Democracy and education are always good. That is perhaps the most fundamental core belief of the vast majority of American parents; certainly more of them hold to it than believe in God, the sanctity of marriage or the tuck rule. But just as American faith in democracy has been shaken by the election of Hamas in the Palestinian Authority and by what appears to be the looming failure of the Orange Revolution in Ukraine, the belief in higher education as a universal panacea will be severely tested in the coming decades.
The belief in a near-sacrosanct prime directive to pursue education is primarily rooted in the ability of the more highly educated to command higher wages from their employers. This has long been true, but the advantage was significantly compounded during the last four decades, when machine automation, computers and outsourcing enabled U.S. employers to replace skilled, highly paid but less-educated American workers with machines and inexpensive foreign workers. This resulted in the current situation where a college-educated worker can expect to earn twice the income of a worker who possesses only a high school degree over an average lifespan.
But that trend has largely run its course. So much of the American industrial base has already been exported that much of the remaining blue-collar labor is the sort that cannot possibly be outsourced. While it is much cheaper to find workers to assemble electronic hardware in Taiwan or Mexico, it is not cost-efficient to hire a Korean plumber, security guard or retail clerk, because regardless of how low the hourly wage might be, airplane tickets are more expensive.
However, the development of the Internet and a reliable global communications infrastructure means white-collar office workers, those for whom a college degree is almost always considered a necessity, are increasingly replaceable, regardless of their level within the organization. Location is all but irrelevant in an age of conference calls, project management software and e-mail, and if an executive can hire a newly minted MBA from India for a fraction of the salary of an American graduate of Harvard, he would be a fool to not at least consider the costs and benefits.
While there are a number of barriers to white collar outsourcing, including cultural and language barriers, these are far less daunting than they might appear at first glance. When I was the CEO of a technology company a few years ago, I ran it one time zone and several latitudes away from my entire employee base. I happened to do so from within the United States, but could have as easily run the operations from the Bahamas, Mexico City or anywhere else with telephone lines and decent Internet connections.
Remote management makes group meetings all but impossible, but as anyone who has ever worked in an office knows very well, intra-corporate meetings are negatively productive and cause more problems than they solve. Shunning the office also tends to cut down on other productivity-enhancing, profit-building activities such as water cooler conversations, sexual harassment and the daily commute. And while one might not get to know one’s fellow employees quite as well, it’s not as if the addition of a few cubicle-dwelling corporate rats to one’s social circle is likely to make a significant difference in one’s quality of life anyhow.
It is interesting, then, to note that what two economists at the Economic Policy Institute, Lawrence Mishel and Jared Bernstein, call the skill premium shrunk 6.8 percent between 2000 and 2004. As Geoffrey Colvin of Fortune notes:
The real annual earnings of college graduates actually declined 5.2 percent, while those of high school graduates, strangely enough, rose 1.6 percent.
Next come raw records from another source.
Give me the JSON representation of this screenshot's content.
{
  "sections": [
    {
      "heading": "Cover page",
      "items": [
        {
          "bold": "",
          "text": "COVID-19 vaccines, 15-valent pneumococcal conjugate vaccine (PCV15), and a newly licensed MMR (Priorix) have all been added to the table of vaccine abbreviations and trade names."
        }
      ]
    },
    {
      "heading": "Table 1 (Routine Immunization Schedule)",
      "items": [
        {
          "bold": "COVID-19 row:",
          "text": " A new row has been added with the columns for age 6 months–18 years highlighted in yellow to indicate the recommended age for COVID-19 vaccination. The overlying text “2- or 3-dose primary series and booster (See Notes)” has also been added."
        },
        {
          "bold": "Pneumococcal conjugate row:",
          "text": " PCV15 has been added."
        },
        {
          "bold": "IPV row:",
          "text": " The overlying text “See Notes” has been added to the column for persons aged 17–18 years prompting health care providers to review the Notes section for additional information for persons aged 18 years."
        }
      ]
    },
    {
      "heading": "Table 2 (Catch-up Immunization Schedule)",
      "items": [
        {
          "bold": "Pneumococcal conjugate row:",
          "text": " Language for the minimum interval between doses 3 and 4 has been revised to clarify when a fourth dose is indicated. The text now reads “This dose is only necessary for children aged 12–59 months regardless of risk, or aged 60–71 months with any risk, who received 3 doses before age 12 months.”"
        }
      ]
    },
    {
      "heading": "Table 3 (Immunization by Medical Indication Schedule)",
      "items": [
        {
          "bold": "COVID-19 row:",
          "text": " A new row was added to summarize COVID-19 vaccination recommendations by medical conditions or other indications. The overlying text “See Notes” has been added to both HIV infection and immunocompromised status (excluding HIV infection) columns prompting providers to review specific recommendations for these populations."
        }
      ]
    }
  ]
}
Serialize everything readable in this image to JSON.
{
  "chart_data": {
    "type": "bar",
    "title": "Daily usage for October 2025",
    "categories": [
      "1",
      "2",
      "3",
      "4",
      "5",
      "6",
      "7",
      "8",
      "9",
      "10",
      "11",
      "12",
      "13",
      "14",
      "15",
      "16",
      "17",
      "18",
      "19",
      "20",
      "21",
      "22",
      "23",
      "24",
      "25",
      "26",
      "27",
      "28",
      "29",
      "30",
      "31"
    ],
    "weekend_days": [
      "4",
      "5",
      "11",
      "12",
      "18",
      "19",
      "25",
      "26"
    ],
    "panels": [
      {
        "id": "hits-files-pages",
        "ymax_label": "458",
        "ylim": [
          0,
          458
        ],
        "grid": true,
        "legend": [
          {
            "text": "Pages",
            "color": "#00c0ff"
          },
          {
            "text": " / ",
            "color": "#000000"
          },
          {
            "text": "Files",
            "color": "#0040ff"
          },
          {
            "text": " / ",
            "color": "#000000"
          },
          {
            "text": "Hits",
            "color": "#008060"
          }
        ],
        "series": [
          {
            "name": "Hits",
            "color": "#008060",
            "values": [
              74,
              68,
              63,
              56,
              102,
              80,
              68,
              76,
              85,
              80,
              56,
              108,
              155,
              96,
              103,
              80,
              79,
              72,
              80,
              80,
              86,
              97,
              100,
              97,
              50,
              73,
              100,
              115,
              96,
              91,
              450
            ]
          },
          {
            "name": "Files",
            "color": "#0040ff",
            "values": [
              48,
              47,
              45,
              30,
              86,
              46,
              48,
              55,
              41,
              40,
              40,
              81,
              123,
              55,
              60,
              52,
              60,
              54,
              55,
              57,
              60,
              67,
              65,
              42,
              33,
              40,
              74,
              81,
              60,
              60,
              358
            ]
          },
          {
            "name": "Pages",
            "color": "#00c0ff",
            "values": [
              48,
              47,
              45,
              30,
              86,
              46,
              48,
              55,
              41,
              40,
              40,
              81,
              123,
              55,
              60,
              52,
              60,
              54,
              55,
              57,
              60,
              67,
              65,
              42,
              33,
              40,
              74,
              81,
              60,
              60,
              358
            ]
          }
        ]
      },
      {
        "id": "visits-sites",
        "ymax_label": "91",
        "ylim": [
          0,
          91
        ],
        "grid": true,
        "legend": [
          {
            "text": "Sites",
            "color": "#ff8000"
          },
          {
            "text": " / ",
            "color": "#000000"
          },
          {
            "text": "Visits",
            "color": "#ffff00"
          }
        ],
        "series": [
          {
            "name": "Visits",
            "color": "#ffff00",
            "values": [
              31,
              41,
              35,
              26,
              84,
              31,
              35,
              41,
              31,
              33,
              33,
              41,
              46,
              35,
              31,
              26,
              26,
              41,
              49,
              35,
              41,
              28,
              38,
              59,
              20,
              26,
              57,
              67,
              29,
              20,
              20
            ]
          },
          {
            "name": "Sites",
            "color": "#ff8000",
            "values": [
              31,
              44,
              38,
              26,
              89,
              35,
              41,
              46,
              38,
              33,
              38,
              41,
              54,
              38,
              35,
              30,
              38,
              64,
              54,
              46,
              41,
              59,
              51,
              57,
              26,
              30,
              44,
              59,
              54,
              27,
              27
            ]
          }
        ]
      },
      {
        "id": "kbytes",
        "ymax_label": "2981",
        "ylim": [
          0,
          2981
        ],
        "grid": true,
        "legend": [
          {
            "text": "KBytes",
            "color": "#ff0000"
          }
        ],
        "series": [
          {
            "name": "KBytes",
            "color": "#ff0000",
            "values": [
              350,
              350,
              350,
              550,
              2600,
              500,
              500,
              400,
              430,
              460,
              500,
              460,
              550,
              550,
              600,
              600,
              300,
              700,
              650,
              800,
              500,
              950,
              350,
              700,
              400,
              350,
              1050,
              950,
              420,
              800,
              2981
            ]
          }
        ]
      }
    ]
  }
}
Meanwhile, even as the compensation advantage it brings is reduced, the cost of a college education is quickly rising. A comparison of statistics taken from CNN/Money shows that the total cost of a four-year public degree has increased from $8,086 in 1999 to $11,354 in 2004, a 40 percent rise, while the cost of a degree from a private university has gone from $21,339 to $27,516, a smaller but still hefty 29 percent increase.
And the trend has just begun, as few higher-level executives realize just how eminently replaceable their management staffs may be, most likely because it requires recognizing the possibility of their own inherent superfluousness. Once the old school begins retiring and are replaced by technologically savvy executives who understand the irrelevance of location to intellectual labor, one should expect to see radical changes in the world of white-collar employment rivaling those that rocked the blue-collar world in the recent past.
Of increasingly questionable quality, it is probable that a college degree has never been of lower value. Parents and prospective students alike should seriously investigate the matter before blithely assuming debt in order to follow the educated lemmings on a path that appears to be ever more outmoded.